No reason was given for the sale, but Fidelity had previously said it bought the stock for investment purposes and did not show an interest in a management role at Del Frisco’s.

Fidelity owned the shares through its Fidelity National Financial Ventures unit, which the company is planning to spin off as an independent public company.

Del Frisco’s, based in Southlake, Texas, operates 53 restaurants in 24 states under the Del Frisco’s Double Eagle Steak House, Sullivan’s Steakhouse, and Del Frisco’s Grille brands.

Rayonier settles suit for $73 million

Rayonier Inc. last week said it reached an agreement to settle a securities class action lawsuit with a payment of $73 million.

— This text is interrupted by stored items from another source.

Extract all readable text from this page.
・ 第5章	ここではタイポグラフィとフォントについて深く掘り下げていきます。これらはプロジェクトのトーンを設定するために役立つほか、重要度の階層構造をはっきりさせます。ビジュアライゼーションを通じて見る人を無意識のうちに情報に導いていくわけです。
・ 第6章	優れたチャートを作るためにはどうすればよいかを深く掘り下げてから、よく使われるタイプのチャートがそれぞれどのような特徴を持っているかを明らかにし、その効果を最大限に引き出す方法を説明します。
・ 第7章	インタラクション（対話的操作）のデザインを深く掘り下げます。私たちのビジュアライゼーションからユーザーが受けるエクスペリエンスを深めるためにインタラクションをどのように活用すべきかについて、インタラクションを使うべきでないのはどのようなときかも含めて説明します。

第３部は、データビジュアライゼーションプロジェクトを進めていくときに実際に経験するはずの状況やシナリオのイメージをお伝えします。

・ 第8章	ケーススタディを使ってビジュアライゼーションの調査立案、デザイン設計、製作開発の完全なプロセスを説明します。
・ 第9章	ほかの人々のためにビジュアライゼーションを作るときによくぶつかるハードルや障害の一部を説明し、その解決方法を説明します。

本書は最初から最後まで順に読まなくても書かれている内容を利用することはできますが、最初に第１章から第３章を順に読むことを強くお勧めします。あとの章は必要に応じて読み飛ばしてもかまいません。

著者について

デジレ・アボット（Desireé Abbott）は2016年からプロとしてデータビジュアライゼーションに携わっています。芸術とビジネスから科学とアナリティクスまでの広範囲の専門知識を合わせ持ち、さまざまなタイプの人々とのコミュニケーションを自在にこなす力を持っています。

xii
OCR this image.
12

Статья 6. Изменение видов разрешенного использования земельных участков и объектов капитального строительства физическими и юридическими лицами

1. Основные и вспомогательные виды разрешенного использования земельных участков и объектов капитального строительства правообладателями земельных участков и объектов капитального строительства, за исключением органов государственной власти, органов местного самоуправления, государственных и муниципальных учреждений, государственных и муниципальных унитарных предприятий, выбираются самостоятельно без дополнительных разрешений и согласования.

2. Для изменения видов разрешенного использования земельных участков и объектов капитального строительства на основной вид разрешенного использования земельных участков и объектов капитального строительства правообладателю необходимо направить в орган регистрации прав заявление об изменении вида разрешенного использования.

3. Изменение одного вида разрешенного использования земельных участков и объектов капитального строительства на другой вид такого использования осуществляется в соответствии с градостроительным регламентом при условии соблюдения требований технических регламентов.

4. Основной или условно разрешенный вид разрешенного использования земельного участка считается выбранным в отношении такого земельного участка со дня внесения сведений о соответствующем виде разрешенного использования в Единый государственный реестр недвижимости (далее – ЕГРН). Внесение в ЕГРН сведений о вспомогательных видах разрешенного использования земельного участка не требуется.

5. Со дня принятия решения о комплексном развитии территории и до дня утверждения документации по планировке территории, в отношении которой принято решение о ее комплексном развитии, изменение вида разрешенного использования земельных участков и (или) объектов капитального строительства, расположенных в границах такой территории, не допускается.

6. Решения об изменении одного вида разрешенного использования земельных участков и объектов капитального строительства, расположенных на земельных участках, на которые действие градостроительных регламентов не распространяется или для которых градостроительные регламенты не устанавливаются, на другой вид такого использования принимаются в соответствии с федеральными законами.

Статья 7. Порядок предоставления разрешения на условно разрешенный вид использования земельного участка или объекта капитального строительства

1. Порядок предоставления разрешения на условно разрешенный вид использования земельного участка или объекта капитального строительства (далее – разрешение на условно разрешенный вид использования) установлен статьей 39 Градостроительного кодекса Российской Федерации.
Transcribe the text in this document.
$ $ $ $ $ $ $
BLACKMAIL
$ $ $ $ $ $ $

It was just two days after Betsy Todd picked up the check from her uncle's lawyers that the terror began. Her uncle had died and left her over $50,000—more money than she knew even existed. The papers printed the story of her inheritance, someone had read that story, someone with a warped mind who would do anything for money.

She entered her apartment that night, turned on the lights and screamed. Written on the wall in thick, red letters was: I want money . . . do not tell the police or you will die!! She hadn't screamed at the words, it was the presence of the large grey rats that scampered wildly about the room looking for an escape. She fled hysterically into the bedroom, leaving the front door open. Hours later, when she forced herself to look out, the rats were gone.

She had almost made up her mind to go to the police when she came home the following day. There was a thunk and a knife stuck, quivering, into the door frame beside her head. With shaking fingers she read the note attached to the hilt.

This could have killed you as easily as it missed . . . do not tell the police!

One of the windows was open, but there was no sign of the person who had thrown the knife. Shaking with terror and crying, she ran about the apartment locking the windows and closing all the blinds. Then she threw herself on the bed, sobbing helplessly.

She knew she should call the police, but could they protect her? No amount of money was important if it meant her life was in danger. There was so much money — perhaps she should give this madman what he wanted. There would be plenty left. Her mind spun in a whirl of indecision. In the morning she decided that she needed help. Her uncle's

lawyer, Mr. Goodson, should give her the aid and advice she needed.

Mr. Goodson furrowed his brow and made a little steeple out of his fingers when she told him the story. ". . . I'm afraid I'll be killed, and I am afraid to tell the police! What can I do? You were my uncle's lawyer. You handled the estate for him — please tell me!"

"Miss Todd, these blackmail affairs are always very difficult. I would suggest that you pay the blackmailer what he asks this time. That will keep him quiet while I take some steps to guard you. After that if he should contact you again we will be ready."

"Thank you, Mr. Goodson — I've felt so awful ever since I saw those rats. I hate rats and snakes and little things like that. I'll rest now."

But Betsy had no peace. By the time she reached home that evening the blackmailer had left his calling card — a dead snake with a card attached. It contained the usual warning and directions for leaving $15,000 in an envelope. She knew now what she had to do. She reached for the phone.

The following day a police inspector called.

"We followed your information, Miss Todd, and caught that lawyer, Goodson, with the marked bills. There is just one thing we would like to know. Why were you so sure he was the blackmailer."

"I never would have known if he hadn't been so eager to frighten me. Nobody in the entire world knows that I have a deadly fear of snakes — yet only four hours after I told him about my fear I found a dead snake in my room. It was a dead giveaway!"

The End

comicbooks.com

The lawsuits were filed after the Jacksonville-based forest products and real estate company announced in November 2014 that it would have to restate two previous quarterly reports, because of a reclassification of some of its timber assets.

Five securities lawsuits were filed and consolidated into one case in U.S. District Court for the Middle District of Florida in Jacksonville. The company and three former executives of Rayonier were defendants in the suit.

Rayonier said the payment will be funded by its directors and officers liability insurance carriers, but the company expects to incur about $740,000 in costs for its legal expenses in the case.

In a news release, CEO David Nunes said “settling the case at this time is in the best interests of the company and our shareholders. We look forward to putting this matter behind us and continuing to focus our time and attention on strategic initiatives to build long-term value for our shareholders.”

Separately last week, Rayonier announced it is acquiring an additional 95,100 acres of timberland in Florida, Georgia and South Carolina for $217 million.

The timber property, which is mostly near Savannah, Ga., will increase its Southeast coastal timberlands by about 15 percent, the company said.

Rayonier also announced a public stock sale of 5 million shares to help fund the timber acquisition. The company expects proceeds of about $139 million from the stock sale.